Capítulo 10.
—Si. Ahora lo recuerdo—, dijo Celeste, pero sin dejar de tener su mirada fría clavada en Evangeline—, Lo siento hijo. Lo había olvidado.
Lysander comenzó a bajar las escaleras lentamente y las personas empezaron a dispersarse de manera disimulada.
—¿Dónde está la música? ¿No se suponía que ésto es un baile de beneficencia?—, preguntó Lysander—, Porque parece más un circo—, reclamó.
La banda se puso a tocar de inmediato, y en cuestión de segundos, el salón volvió a tener ese ambiente festivo que se esperaba.
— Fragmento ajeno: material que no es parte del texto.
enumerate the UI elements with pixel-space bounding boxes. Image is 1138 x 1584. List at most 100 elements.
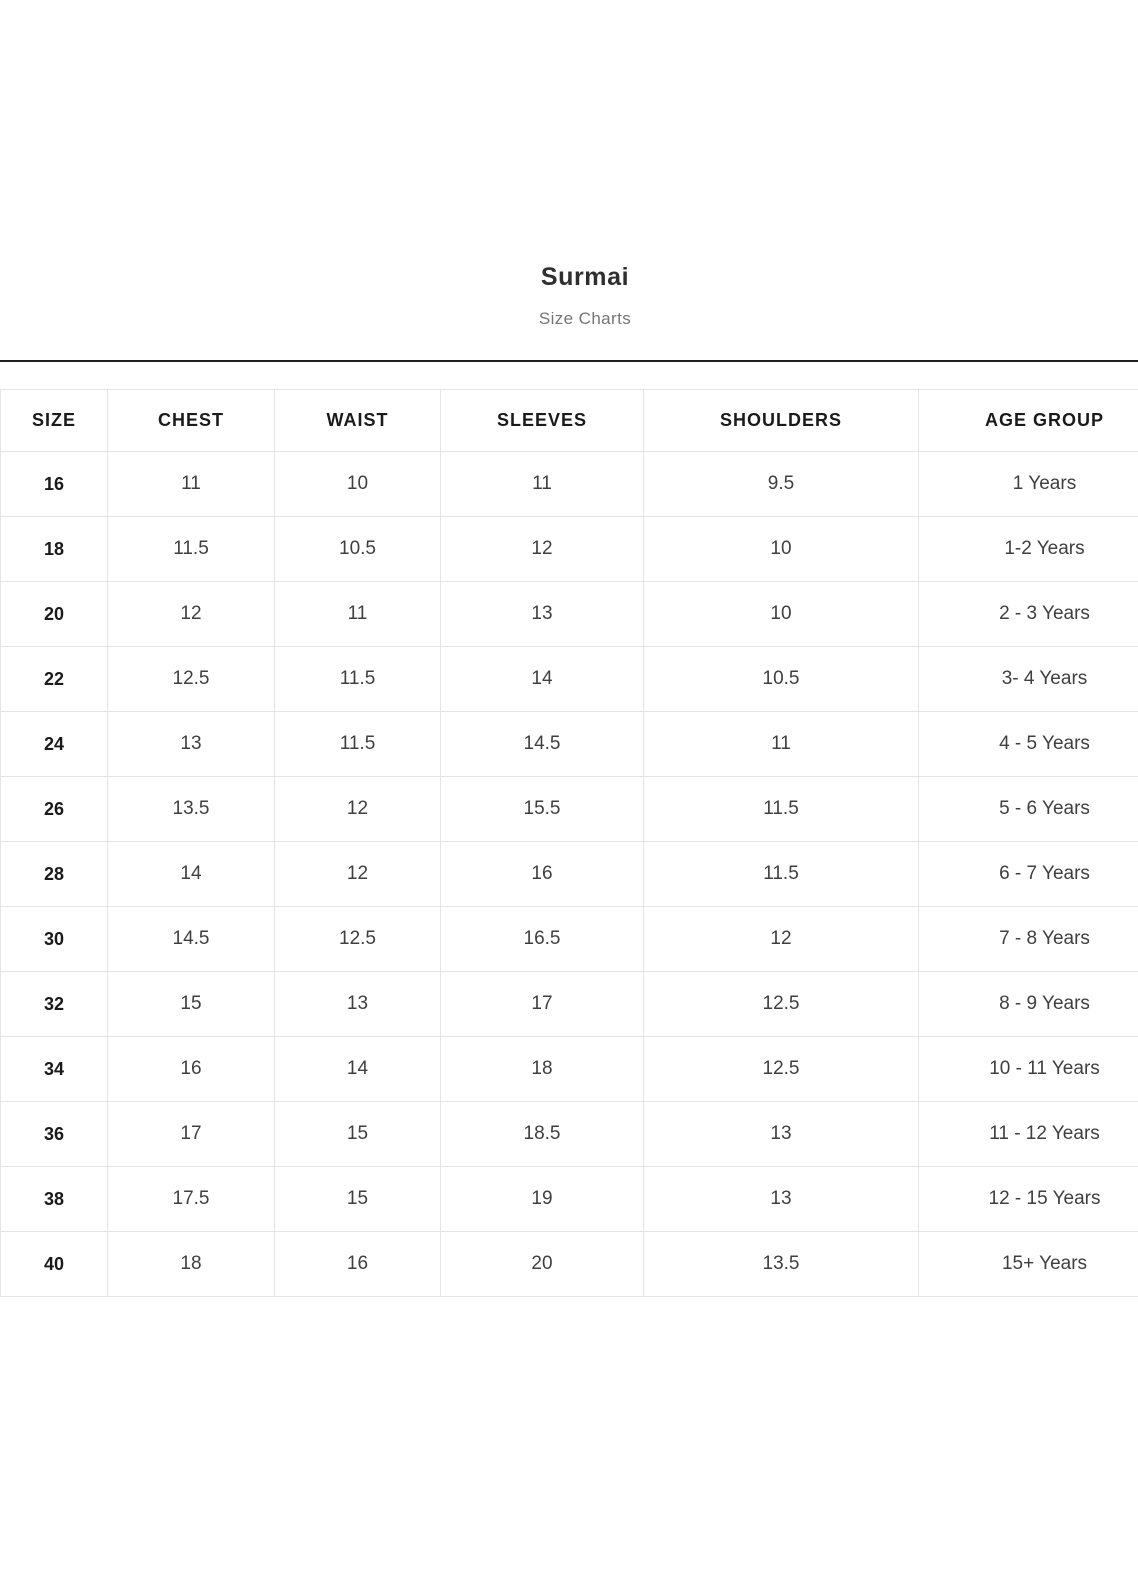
value-cell: 13 — [643, 1166, 919, 1232]
value-cell: 15.5 — [440, 776, 644, 842]
table-row: 36 17 15 18.5 13 11 - 12 Years — [0, 1101, 1138, 1167]
value-cell: 18.5 — [440, 1101, 644, 1167]
value-cell: 17 — [107, 1101, 275, 1167]
value-cell: 11 - 12 Years — [918, 1101, 1138, 1167]
value-cell: 19 — [440, 1166, 644, 1232]
page-title: Surmai — [540, 263, 630, 291]
size-cell: 34 — [0, 1036, 108, 1102]
table-row: 18 11.5 10.5 12 10 1-2 Years — [0, 516, 1138, 582]
value-cell: 14 — [440, 646, 644, 712]
value-cell: 14 — [274, 1036, 441, 1102]
size-cell: 40 — [0, 1231, 108, 1297]
value-cell: 18 — [107, 1231, 275, 1297]
value-cell: 17.5 — [107, 1166, 275, 1232]
table-head: SIZE CHEST WAIST SLEEVES SHOULDERS AGE GROUP — [0, 389, 1138, 452]
size-cell: 24 — [0, 711, 108, 777]
value-cell: 13.5 — [107, 776, 275, 842]
table-row: 16 11 10 11 9.5 1 Years — [0, 451, 1138, 517]
column-header-age-group: AGE GROUP — [918, 389, 1138, 452]
table-row: 38 17.5 15 19 13 12 - 15 Years — [0, 1166, 1138, 1232]
value-cell: 1 Years — [918, 451, 1138, 517]
value-cell: 12.5 — [643, 1036, 919, 1102]
value-cell: 12 - 15 Years — [918, 1166, 1138, 1232]
size-cell: 16 — [0, 451, 108, 517]
value-cell: 12.5 — [274, 906, 441, 972]
size-cell: 30 — [0, 906, 108, 972]
table-row: 28 14 12 16 11.5 6 - 7 Years — [0, 841, 1138, 907]
value-cell: 12 — [107, 581, 275, 647]
value-cell: 1-2 Years — [918, 516, 1138, 582]
table-row: 40 18 16 20 13.5 15+ Years — [0, 1231, 1138, 1297]
column-header-chest: CHEST — [107, 389, 275, 452]
value-cell: 11.5 — [107, 516, 275, 582]
value-cell: 11.5 — [643, 841, 919, 907]
size-cell: 26 — [0, 776, 108, 842]
value-cell: 5 - 6 Years — [918, 776, 1138, 842]
value-cell: 12 — [440, 516, 644, 582]
value-cell: 11.5 — [274, 711, 441, 777]
value-cell: 8 - 9 Years — [918, 971, 1138, 1037]
table-row: 20 12 11 13 10 2 - 3 Years — [0, 581, 1138, 647]
value-cell: 7 - 8 Years — [918, 906, 1138, 972]
value-cell: 15 — [107, 971, 275, 1037]
value-cell: 15 — [274, 1101, 441, 1167]
value-cell: 12 — [274, 776, 441, 842]
size-chart-table: SIZE CHEST WAIST SLEEVES SHOULDERS AGE GROUP … — [0, 389, 1138, 1297]
page-subtitle: Size Charts — [538, 309, 632, 328]
header-row: SIZE CHEST WAIST SLEEVES SHOULDERS AGE GROUP — [0, 389, 1138, 452]
value-cell: 14.5 — [440, 711, 644, 777]
value-cell: 15 — [274, 1166, 441, 1232]
value-cell: 18 — [440, 1036, 644, 1102]
value-cell: 4 - 5 Years — [918, 711, 1138, 777]
value-cell: 12 — [643, 906, 919, 972]
table-row: 30 14.5 12.5 16.5 12 7 - 8 Years — [0, 906, 1138, 972]
value-cell: 10.5 — [643, 646, 919, 712]
size-cell: 28 — [0, 841, 108, 907]
value-cell: 3- 4 Years — [918, 646, 1138, 712]
heading-block: Surmai Size Charts — [0, 0, 1138, 330]
size-cell: 22 — [0, 646, 108, 712]
value-cell: 12.5 — [107, 646, 275, 712]
value-cell: 14 — [107, 841, 275, 907]
value-cell: 12 — [274, 841, 441, 907]
size-cell: 20 — [0, 581, 108, 647]
value-cell: 16 — [274, 1231, 441, 1297]
table-body: 16 11 10 11 9.5 1 Years 18 11.5 10.5 12 10 1-2 Year… — [0, 451, 1138, 1297]
value-cell: 13 — [274, 971, 441, 1037]
value-cell: 10 — [643, 516, 919, 582]
value-cell: 2 - 3 Years — [918, 581, 1138, 647]
table-row: 22 12.5 11.5 14 10.5 3- 4 Years — [0, 646, 1138, 712]
value-cell: 11.5 — [643, 776, 919, 842]
value-cell: 11.5 — [274, 646, 441, 712]
value-cell: 15+ Years — [918, 1231, 1138, 1297]
value-cell: 16 — [107, 1036, 275, 1102]
value-cell: 11 — [274, 581, 441, 647]
size-cell: 32 — [0, 971, 108, 1037]
table-row: 32 15 13 17 12.5 8 - 9 Years — [0, 971, 1138, 1037]
table-row: 26 13.5 12 15.5 11.5 5 - 6 Years — [0, 776, 1138, 842]
value-cell: 20 — [440, 1231, 644, 1297]
value-cell: 13 — [440, 581, 644, 647]
value-cell: 10 — [274, 451, 441, 517]
value-cell: 11 — [107, 451, 275, 517]
value-cell: 10 — [643, 581, 919, 647]
value-cell: 14.5 — [107, 906, 275, 972]
value-cell: 17 — [440, 971, 644, 1037]
size-cell: 36 — [0, 1101, 108, 1167]
value-cell: 11 — [440, 451, 644, 517]
column-header-waist: WAIST — [274, 389, 441, 452]
column-header-size: SIZE — [0, 389, 108, 452]
value-cell: 16 — [440, 841, 644, 907]
value-cell: 13 — [107, 711, 275, 777]
size-cell: 38 — [0, 1166, 108, 1232]
value-cell: 9.5 — [643, 451, 919, 517]
size-cell: 18 — [0, 516, 108, 582]
value-cell: 11 — [643, 711, 919, 777]
column-header-sleeves: SLEEVES — [440, 389, 644, 452]
table-row: 34 16 14 18 12.5 10 - 11 Years — [0, 1036, 1138, 1102]
divider-line — [0, 360, 1138, 362]
value-cell: 10 - 11 Years — [918, 1036, 1138, 1102]
value-cell: 6 - 7 Years — [918, 841, 1138, 907]
size-chart-page: Surmai Size Charts SIZE CHEST WAIST SLEEVES… — [0, 0, 1138, 1297]
table-row: 24 13 11.5 14.5 11 4 - 5 Years — [0, 711, 1138, 777]
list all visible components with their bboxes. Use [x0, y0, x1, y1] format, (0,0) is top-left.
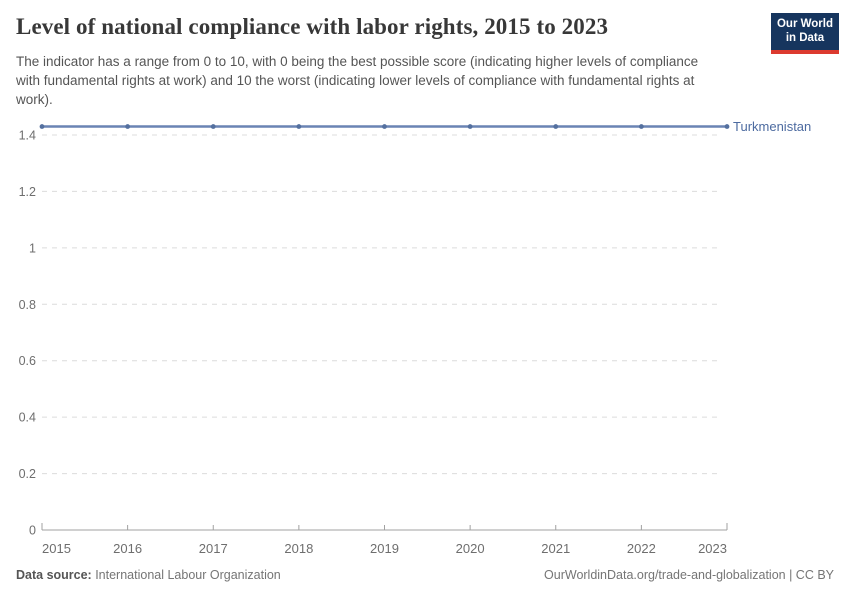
series-point[interactable] [125, 124, 131, 129]
owid-logo: Our World in Data [771, 13, 839, 54]
y-axis-tick-label: 0.6 [19, 354, 36, 368]
series-point[interactable] [724, 124, 730, 129]
data-source: Data source: International Labour Organi… [16, 568, 281, 582]
x-axis-tick-label: 2021 [541, 541, 570, 556]
series-entity-label[interactable]: Turkmenistan [733, 119, 811, 134]
series-point[interactable] [382, 124, 387, 129]
y-axis-tick-label: 1.2 [19, 185, 36, 199]
attribution-link[interactable]: OurWorldinData.org/trade-and-globalizati… [544, 568, 834, 582]
y-axis-tick-label: 1 [29, 241, 36, 255]
x-axis-tick-label: 2019 [370, 541, 399, 556]
y-axis-tick-label: 0 [29, 524, 36, 538]
page-title: Level of national compliance with labor … [16, 14, 609, 39]
owid-logo-text: Our World in Data [776, 18, 833, 44]
y-axis-tick-label: 0.8 [19, 298, 36, 312]
data-source-label: Data source: [16, 568, 92, 582]
series-point[interactable] [553, 124, 559, 129]
data-source-value: International Labour Organization [91, 568, 281, 582]
y-axis-tick-label: 0.4 [19, 411, 36, 425]
series-point[interactable] [210, 124, 216, 129]
chart-subtitle: The indicator has a range from 0 to 10, … [16, 54, 699, 108]
y-axis-tick-label: 0.2 [19, 467, 36, 481]
y-axis-tick-label: 1.4 [19, 129, 36, 143]
chart-footer: Data source: International Labour Organi… [16, 568, 834, 582]
x-axis-tick-label: 2017 [199, 541, 228, 556]
series-point[interactable] [638, 124, 644, 129]
x-axis-tick-label: 2020 [456, 541, 485, 556]
series-point[interactable] [39, 124, 45, 129]
series-point[interactable] [296, 124, 302, 129]
x-axis-tick-label: 2023 [698, 541, 727, 556]
x-axis-tick-label: 2018 [284, 541, 313, 556]
x-axis-tick-label: 2022 [627, 541, 656, 556]
series-point[interactable] [467, 124, 473, 129]
x-axis-tick-label: 2016 [113, 541, 142, 556]
x-axis-tick-label: 2015 [42, 541, 71, 556]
—¡Los quiero a todos contribuyendo!—, dijo Lysander tan alto, que todos lo pudieron escuchar, incluso a pesar de la música—, ¡Tenemos que llegar a ésos dos millones de dólares para el bolsillo de mi padre!
Celeste y Alana estaban allí junto a Evangeline. Ambas con la misma expresión de inconformidad en el rostro, y ambas con los brazos cruzados.
—¿Si no quieres un circo...? ¿Para qué traes a una payasa, hermanito?—, preguntó Alana, asegurándose que Evangeline la pudiera oír.